Jewish World Review Oct. 27, 2003 / 1 Mar-Cheshvan, 5764
Stopping rogue nukes
Last week, the British, French, and German foreign ministers journeyed to Tehran to sign an agreement with Iran's leaders. This was a step urged on the Europeans in September by Robert Kimmitt, a veteran of the first Bush administration, who pointed out that the Europeans have diplomatic relations with Iran and commercial ties they want to continue. The Europeans pressed harder than the Iranians expected and got them to agree to allow the inspections demanded by the International Atomic Energy Agency and to suspend uranium enrichment and reprocessing activities. Perhaps they hoped to avoid U.S. demands for sanctions after the IAEA's October 31 deadline, but the United States insists the deadline still stands.
It's heartening that the Europeans have come to share some of Bush's urgency. But it's not clear how long Iran will suspend uranium enrichment nor how thorough IAEA inspections will be. And the Russians will presumably keep supplying Iran with nuclear fuel. There is still a danger that Iran will keep developing nuclear weapons, as North Korea did after it signed the Agreed Framework with the United States in 1994. Bush needs to keep the heat on. More overt and covert support of Iranians seeking freedom would signal the Europeans and the Iranians that we insist on results. Otherwise, Iran could soon threaten the United States with nuclear weapons or supply them to the terrorists whom they have long been supporting.
So could North Korea. In Asia last week, Bush seemed to get support from North Korea's neighbors China, Russia, South Korea, Japan for a joint security agreement for North Korea in return for concrete steps to dismantle its nuclear weapons programs and intrusive verification measures. This represents progress in Bush's efforts to get the neighbors, especially China, to use the leverage they have because they provide critical economic support to the North Korean regime. The danger is that the neighbors will agree to terms that would end up failing, as the Agreed Framework did.
Military options. Fortunately, Bush has leverage that Bill Clinton did not have in 1994. For years, military planners have assumed that North Korean artillery could inflict terrible casualties on South Korea in the opening days of a war: The military option was unthinkable. But that may not be the case anymore. In August in the Wall Street Journal, former CIA Director James Woolsey and retired Gen. Thomas McInerney wrote that North Korea's artillery is now "vulnerable to stealth and precision weapons" and that U.S. and South Korean forces should be able to quickly neutralize North Korea's artillery and take out the nuclear facility at Yongbyon.

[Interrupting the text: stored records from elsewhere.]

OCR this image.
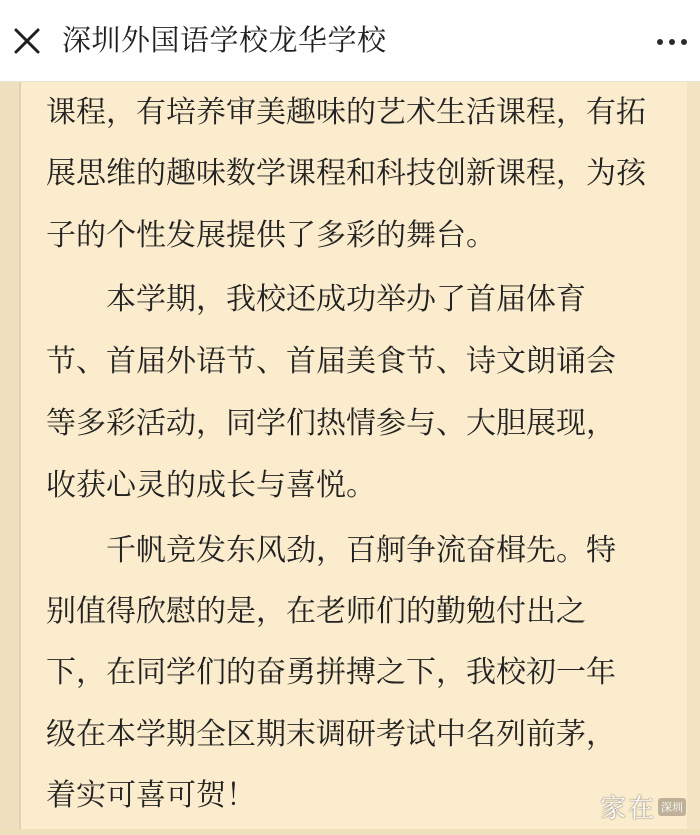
深圳外国语学校龙华学校
课程，有培养审美趣味的艺术生活课程，有拓
展思维的趣味数学课程和科技创新课程，为孩
子的个性发展提供了多彩的舞台。
本学期，我校还成功举办了首届体育
节、首届外语节、首届美食节、诗文朗诵会
等多彩活动，同学们热情参与、大胆展现，
收获心灵的成长与喜悦。
千帆竞发东风劲，百舸争流奋楫先。特
别值得欣慰的是，在老师们的勤勉付出之
下，在同学们的奋勇拼搏之下，我校初一年
级在本学期全区期末调研考试中名列前茅，
着实可喜可贺！	家在 深圳
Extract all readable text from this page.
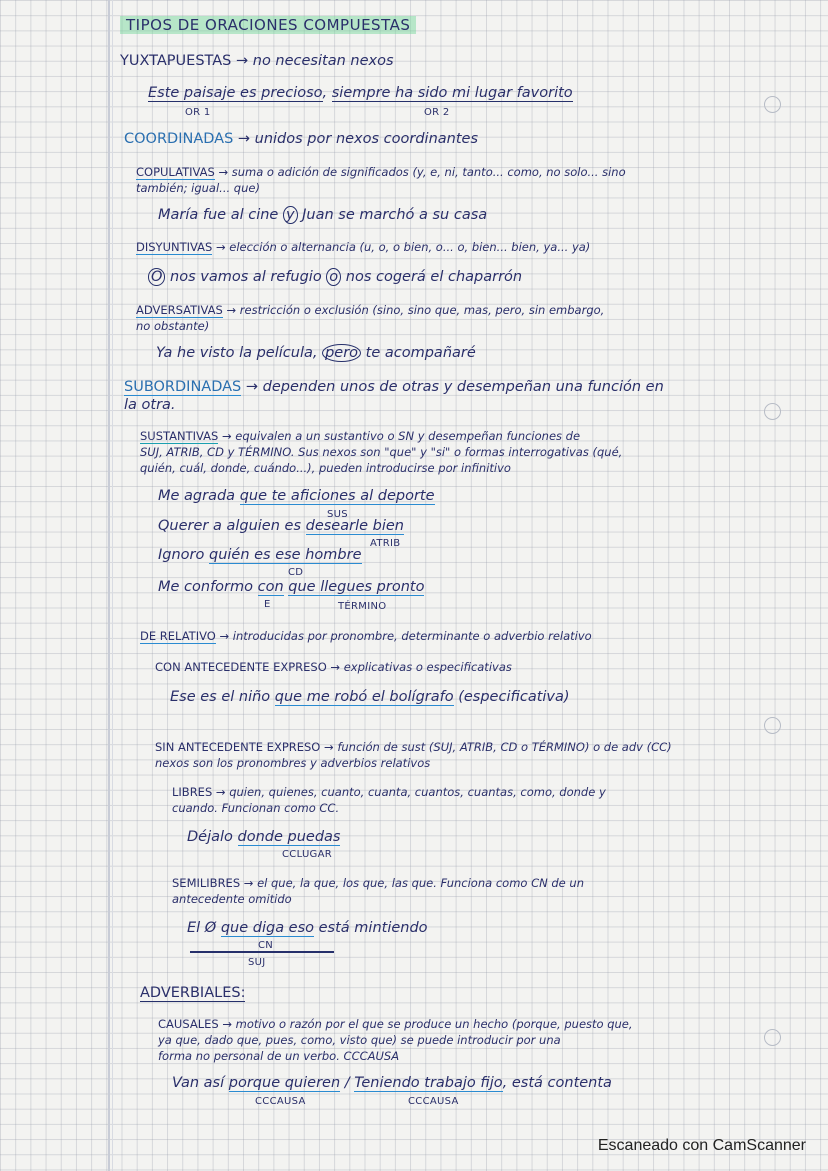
TIPOS DE ORACIONES COMPUESTAS
YUXTAPUESTAS → no necesitan nexos
Este paisaje es precioso, siempre ha sido mi lugar favorito
OR 1	OR 2
COORDINADAS → unidos por nexos coordinantes
COPULATIVAS → suma o adición de significados (y, e, ni, tanto... como, no solo... sino
también; igual... que)
María fue al cine y Juan se marchó a su casa
DISYUNTIVAS → elección o alternancia (u, o, o bien, o... o, bien... bien, ya... ya)
O nos vamos al refugio o nos cogerá el chaparrón
ADVERSATIVAS → restricción o exclusión (sino, sino que, mas, pero, sin embargo,
no obstante)
Ya he visto la película, pero te acompañaré
SUBORDINADAS → dependen unos de otras y desempeñan una función en
la otra.
SUSTANTIVAS → equivalen a un sustantivo o SN y desempeñan funciones de
SUJ, ATRIB, CD y TÉRMINO. Sus nexos son "que" y "si" o formas interrogativas (qué,
quién, cuál, donde, cuándo...), pueden introducirse por infinitivo
Me agrada que te aficiones al deporte
SUS
Querer a alguien es desearle bien
ATRIB
Ignoro quién es ese hombre
CD
Me conformo con que llegues pronto
E	TÉRMINO
DE RELATIVO → introducidas por pronombre, determinante o adverbio relativo
CON ANTECEDENTE EXPRESO → explicativas o especificativas
Ese es el niño que me robó el bolígrafo (especificativa)
SIN ANTECEDENTE EXPRESO → función de sust (SUJ, ATRIB, CD o TÉRMINO) o de adv (CC)
nexos son los pronombres y adverbios relativos
LIBRES → quien, quienes, cuanto, cuanta, cuantos, cuantas, como, donde y
cuando. Funcionan como CC.
Déjalo donde puedas
CCLUGAR
SEMILIBRES → el que, la que, los que, las que. Funciona como CN de un
antecedente omitido
El Ø que diga eso está mintiendo
CN
SUJ
ADVERBIALES:
CAUSALES → motivo o razón por el que se produce un hecho (porque, puesto que,
ya que, dado que, pues, como, visto que) se puede introducir por una
forma no personal de un verbo. CCCAUSA
Van así porque quieren / Teniendo trabajo fijo, está contenta
CCCAUSA	CCCAUSA
Escaneado con CamScanner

It is no accident that two of the most hideous regimes in the world have been
seeking nuclear weapons. The Iranian mullahs and the North Korean maniacs
seek nukes to hold on to power, and there is no reason to believe that they
have any compunction about delivering nukes to terrorists who would use
them against us. Diplomatic negotiations can delay the danger, at best
holding it off for some years. But the effective way to end the threat of a
nuclear September 11 is regime change, which has ended the threat that
Iraqi WMD programs, now documented by David Kay, could produce
weapons for use against us and our friends. Bush has embarked, with some
effectiveness, on the multilateral diplomacy so often recommended by his
critics. But he should not forget that our safety is best assured by regime
change in the remaining axis of evil.